**Ethics Decision Theory Simulations**

**by Joseph Schreiner**

Defining Groups and Their Encounter Scenarios

To explore the effects of group membership, I ran simulations with C++ programs on my Linux RedHat machine, and analyzed the results with commercial statistical software on my Windows 98 machine. To make the analysis tractable, I was forced to prune the number of scenarios.

First, I performed no analyses with multiple groups. Multiple-group scenarios are unnecessary. The outcome of any multiple-group scenario is simply the linear sum of the proportion of within-group encounters vs. the proportion of outside-group encounters. We already know the results of outside-group encounters, as they are described elsewhere on this web site. The information we need can only be derived from an analysis of within-group encounters. So all scenarios contained just one group, with all Agents members of that group.

Second, I only ran the more rational Self-Gain strategies, as determined by previous analyses. I did not waste resources on clearly dysfunctional strategies (Assume Death-Wish, Least Surprise, Most Surprise, and Random). Only 36 overall strategies were considered. These were all possible combinations of:

6 **Basic Strategies** by

3 levels of **Good/Bad-Will** by

2 levels of **Reciprocity**

The 6 Basic Strategies were Best Cell, Best Row, Minimize Loss, Assume Selfish, Assume Persecution, and Assume Benevolence.

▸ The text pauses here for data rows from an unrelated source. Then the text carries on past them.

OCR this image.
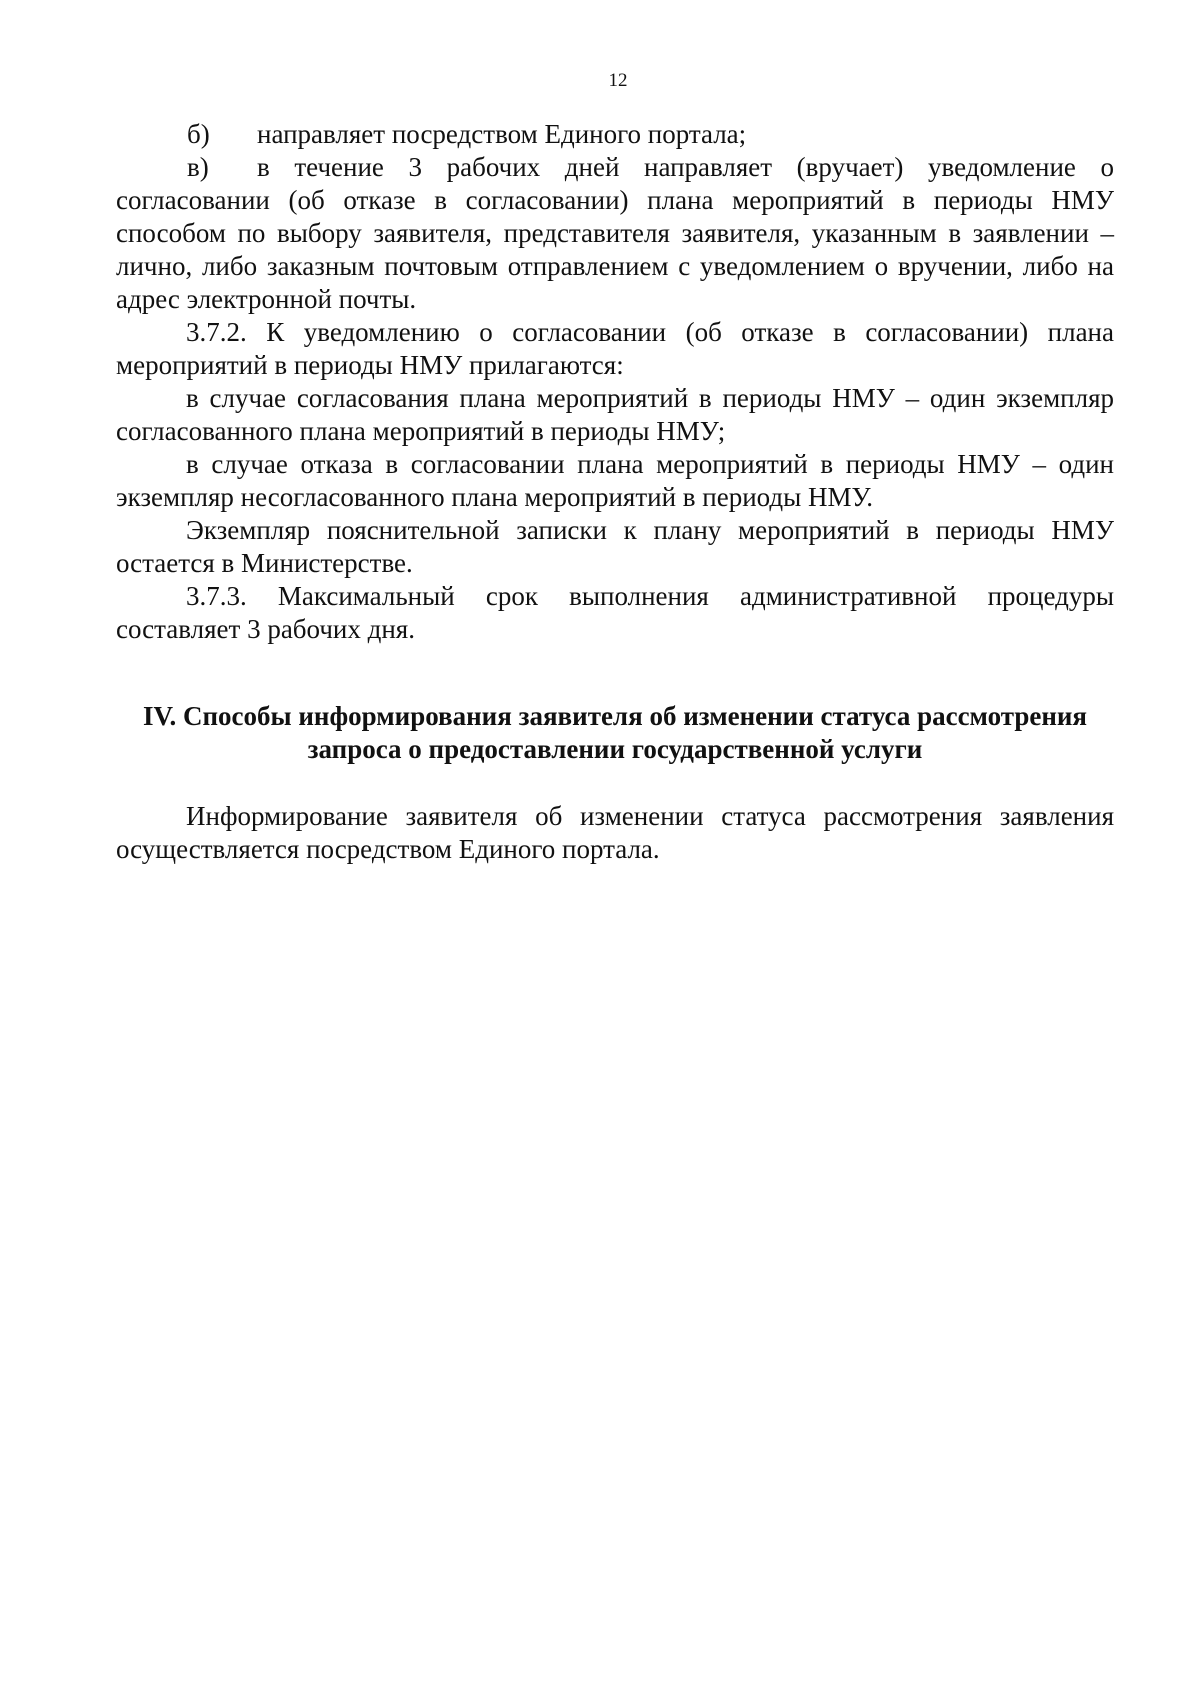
12

б) направляет посредством Единого портала;

в) в течение 3 рабочих дней направляет (вручает) уведомление о согласовании (об отказе в согласовании) плана мероприятий в периоды НМУ способом по выбору заявителя, представителя заявителя, указанным в заявлении – лично, либо заказным почтовым отправлением с уведомлением о вручении, либо на адрес электронной почты.

3.7.2. К уведомлению о согласовании (об отказе в согласовании) плана мероприятий в периоды НМУ прилагаются:

в случае согласования плана мероприятий в периоды НМУ – один экземпляр согласованного плана мероприятий в периоды НМУ;

в случае отказа в согласовании плана мероприятий в периоды НМУ – один экземпляр несогласованного плана мероприятий в периоды НМУ.

Экземпляр пояснительной записки к плану мероприятий в периоды НМУ остается в Министерстве.

3.7.3. Максимальный срок выполнения административной процедуры составляет 3 рабочих дня.

IV. Способы информирования заявителя об изменении статуса рассмотрения
запроса о предоставлении государственной услуги

Информирование заявителя об изменении статуса рассмотрения заявления осуществляется посредством Единого портала.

The 3 levels of Good/Bad-Will were Good Will, Neutral Will, and Bad Will.

The 2 levels of Reciprocity were Responsive and Not Responsive.

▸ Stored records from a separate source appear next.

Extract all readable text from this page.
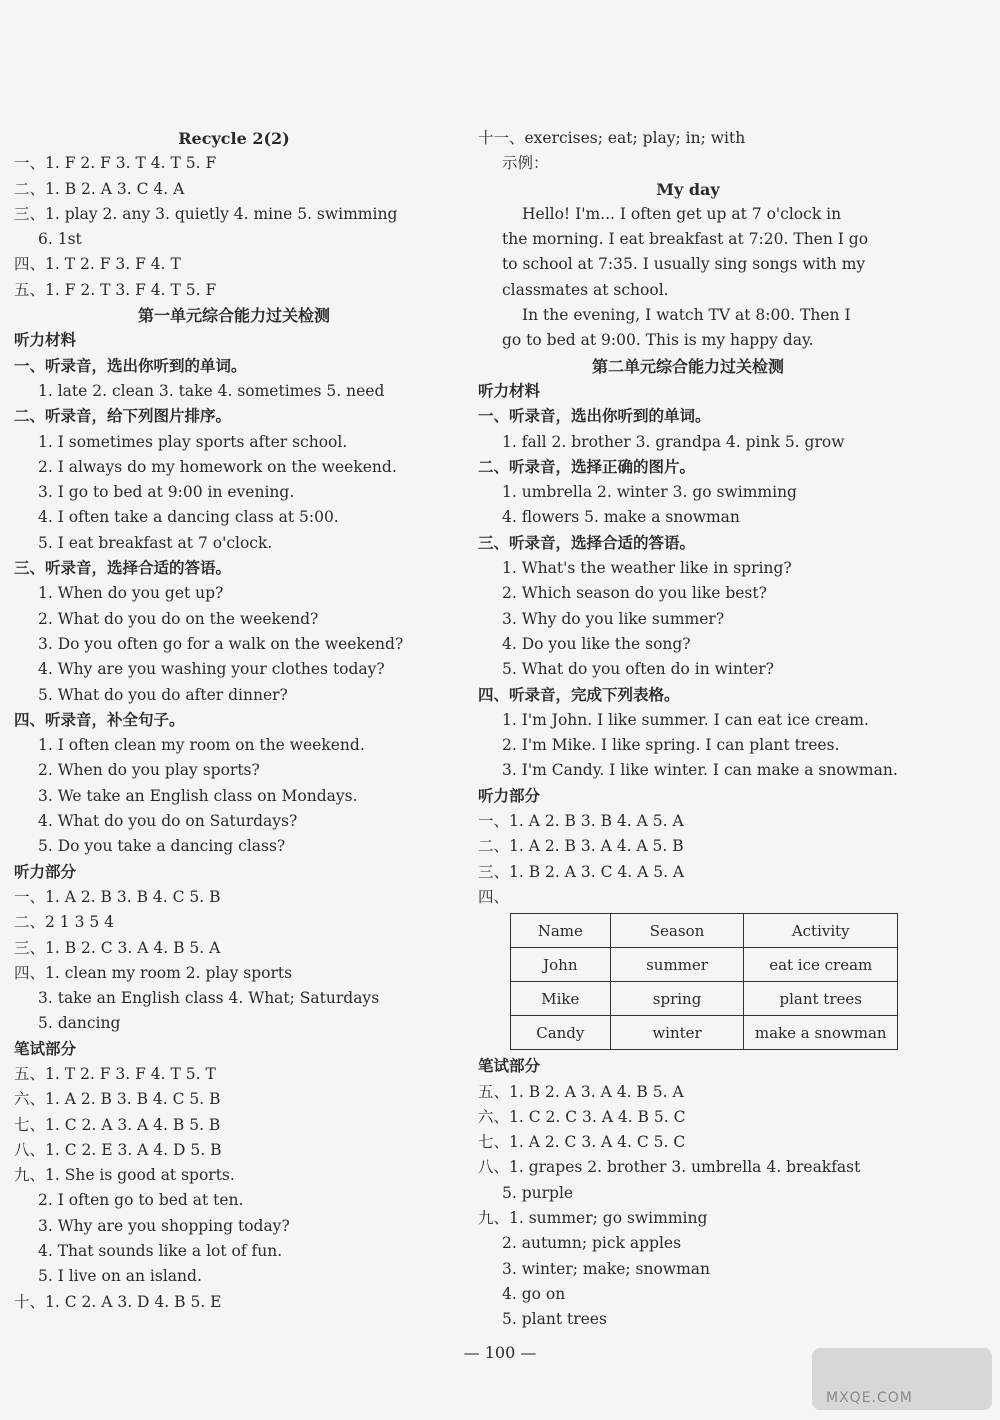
Recycle 2(2)
一、1. F 2. F 3. T 4. T 5. F
二、1. B 2. A 3. C 4. A
三、1. play 2. any 3. quietly 4. mine 5. swimming
6. 1st
四、1. T 2. F 3. F 4. T
五、1. F 2. T 3. F 4. T 5. F
第一单元综合能力过关检测
听力材料
一、听录音，选出你听到的单词。
1. late 2. clean 3. take 4. sometimes 5. need
二、听录音，给下列图片排序。
1. I sometimes play sports after school.
2. I always do my homework on the weekend.
3. I go to bed at 9:00 in evening.
4. I often take a dancing class at 5:00.
5. I eat breakfast at 7 o'clock.
三、听录音，选择合适的答语。
1. When do you get up?
2. What do you do on the weekend?
3. Do you often go for a walk on the weekend?
4. Why are you washing your clothes today?
5. What do you do after dinner?
四、听录音，补全句子。
1. I often clean my room on the weekend.
2. When do you play sports?
3. We take an English class on Mondays.
4. What do you do on Saturdays?
5. Do you take a dancing class?
听力部分
一、1. A 2. B 3. B 4. C 5. B
二、2 1 3 5 4
三、1. B 2. C 3. A 4. B 5. A
四、1. clean my room 2. play sports
3. take an English class 4. What; Saturdays
5. dancing
笔试部分
五、1. T 2. F 3. F 4. T 5. T
六、1. A 2. B 3. B 4. C 5. B
七、1. C 2. A 3. A 4. B 5. B
八、1. C 2. E 3. A 4. D 5. B
九、1. She is good at sports.
2. I often go to bed at ten.
3. Why are you shopping today?
4. That sounds like a lot of fun.
5. I live on an island.
十、1. C 2. A 3. D 4. B 5. E
十一、exercises; eat; play; in; with
示例：
My day
Hello! I'm... I often get up at 7 o'clock in
the morning. I eat breakfast at 7:20. Then I go
to school at 7:35. I usually sing songs with my
classmates at school.
In the evening, I watch TV at 8:00. Then I
go to bed at 9:00. This is my happy day.
第二单元综合能力过关检测
听力材料
一、听录音，选出你听到的单词。
1. fall 2. brother 3. grandpa 4. pink 5. grow
二、听录音，选择正确的图片。
1. umbrella 2. winter 3. go swimming
4. flowers 5. make a snowman
三、听录音，选择合适的答语。
1. What's the weather like in spring?
2. Which season do you like best?
3. Why do you like summer?
4. Do you like the song?
5. What do you often do in winter?
四、听录音，完成下列表格。
1. I'm John. I like summer. I can eat ice cream.
2. I'm Mike. I like spring. I can plant trees.
3. I'm Candy. I like winter. I can make a snowman.
听力部分
一、1. A 2. B 3. B 4. A 5. A
二、1. A 2. B 3. A 4. A 5. B
三、1. B 2. A 3. C 4. A 5. A
四、
Name	Season	Activity
John	summer	eat ice cream
Mike	spring	plant trees
Candy	winter	make a snowman
笔试部分
五、1. B 2. A 3. A 4. B 5. A
六、1. C 2. C 3. A 4. B 5. C
七、1. A 2. C 3. A 4. C 5. C
八、1. grapes 2. brother 3. umbrella 4. breakfast
5. purple
九、1. summer; go swimming
2. autumn; pick apples
3. winter; make; snowman
4. go on
5. plant trees
— 100 —
MXQE.COM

Third, I only ran Challenging scenarios (the correlation between Self and Other Payoffs was –0.50). The Challenging scenarios are the most interesting, ethically, in that each encounter is competitive, but it is still possible for both Agents to gain.

The overall ethical strategies have been defined in great detail on other pages. Now mutual support requires quantitative definitions. At the risk of political overtones, I define mutual support levels as Tax Rate. This is the percentage of an Agent’s gain (or loss) that is transferred to the entire group. This transfer is to an impersonal Group Treasury. At the end of an encounter scenario, the Group Treasury is returned to all group members, with each member receiving an equal share.

I ran my analyses with five possible Tax Rates – 0%, 25%, 50%, 75%, and 100%. For example, if an Agent had a 50% Tax Rate, after each encounter, 50% of the gain/loss was transferred to the Group Treasury. The Agent retained the remaining 50%. At a 100% Tax Rate, all encounter gain/loss was transferred to the Group Treasury; the Agent retained none. At a 0% Tax Rate, no gain/loss was transferred to the Group Treasury; the Agent retained all.

Even here, I had to simplify my model of mutual support. I allow contribution to group welfare to vary (Tax Rate), but keep group support constant (all group members receive an equal share of the Group Treasury). I could have defined a model where group members receive unequal amounts of support, but chose not to do so. I had to keep the number of scenarios manageable. I could also have defined a model where all group members make equal contributions to the Group Treasury (Equal Tax Rates), but where the Group Treasury is unequally distributed among members.

Given these two dimensions of group membership - a common ethical strategy and/or mutual support - I ran all four possible combinations of group membership. In each scenario, all Agents are members of a single group.

1) **Many Strategies/Many Tax Rates** – Agents shared no common ethical strategy (all 36 strategies were equally represented within the group). There was a Group Treasury, but group members made unequal contributions to it (all 5 Tax Rates were equally represented). This scenario consisted of one simulation of 1800 Agents. There were 10 Agents for each of the 180 combinations of 36 ethical strategies by 5 Tax Rates. This is the least cohesive of groups.

2) **Same Strategy/Many Tax Rates** – All Agents used the same ethical strategy. However, Agents made a different contribution to the Group Treasury. This scenario consisted of 36 simulations (one for each overall ethical strategy) of 50 agents. Each simulation had 10 Agents for each of the 5 Tax Rates (0%, 25%, 50%, 75%, 100%).

3) **Many Strategies/Same Tax Rate** - All Agents made equal contributions to the Group Treasury, but Agents used different ethical strategies. This scenario consisted of 5 simulations (one for each Tax Rate) with 360 Agents (10 Agents for each of the 36 overall ethical strategies).

4) **Same Strategy/Same Tax Rate** – All Agents used the same ethical strategy. All Agents made equal contributions to the Group Treasury. This scenario consisted of 180 simulations, one for each unique combination of 36 ethical strategies and 5 Tax Rates. Each simulation had 50 Agents. This was the most cohesive of group types.